There’s a limit to how many of these costs companies can plausibly rebrand as medical expenses, but another tool is to write certain costs out of the equation altogether. It’s little wonder insurers are backing a House bill introduced by Mike Rogers, a Republican from Michigan, that would exclude from the ratio calculation the commissions paid to brokers and agents who sell and manage policies. Industry-wide, companies devote $6 to $9 for every $100 in premium income to these commissions.
Brokers and agents are especially eager for the Rogers bill to pass to keep their commissions from being compressed by insurers scrambling to reduce overhead. For the brokers’ lobby group, the National Association of Health Underwriters (NAHU), which supports the Rogers bill, this is an about-face on how commissions should be treated: Having long defined commissions as “part of a premium,”, it now claims that insurers are just a conduit passing along the money to brokers.
Likewise, the National Association of Insurance Commissioners, whose voice weighs heavily with HHS and which supported the inclusion of commissions in last year’s rule-making, revised their stance this year and came close to endorsing the Rogers bill at a national meeting in March. For now it has delayed a vote on the matter.
The Rogers bill, says Consumer Watchdog’s Judy Dugan, “is about as anti-consumer as you can get, because it would essentially gut” the rule, weakening any incentive for insurers either to operate more efficiently or cut premiums.
Yet another House proposal, by Georgia Republican Tom Price, would repeal the rule on ratios altogether.

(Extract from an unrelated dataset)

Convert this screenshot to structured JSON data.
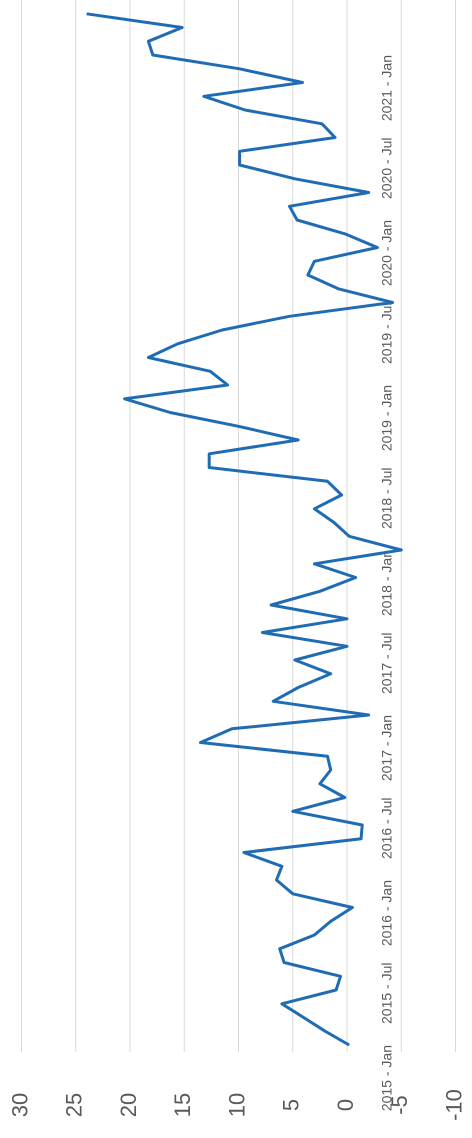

Of course, the ratio is an imperfect metric. How accurately it reflects quality of care depends on many variables, such as how plans and providers apportion administrative costs or whether an HMO employs its own doctors. But there’s evidence it’s already working. Citigroup reported last year that premiums for plans from companies with the lowest ratios were already coming down. Aetna says the rule was “a factor” in its decision to cut premiums on individual policies in Connecticut, a move the state’s insurance commissioner approved in May.
However flawed the regulation, the insurance industry’s response to it is yet more confirmation of the fundamental conflict between the profit-making goals of carriers and the public-health goals at the heart of health care reform.
Chris Gay is a writer in New York City.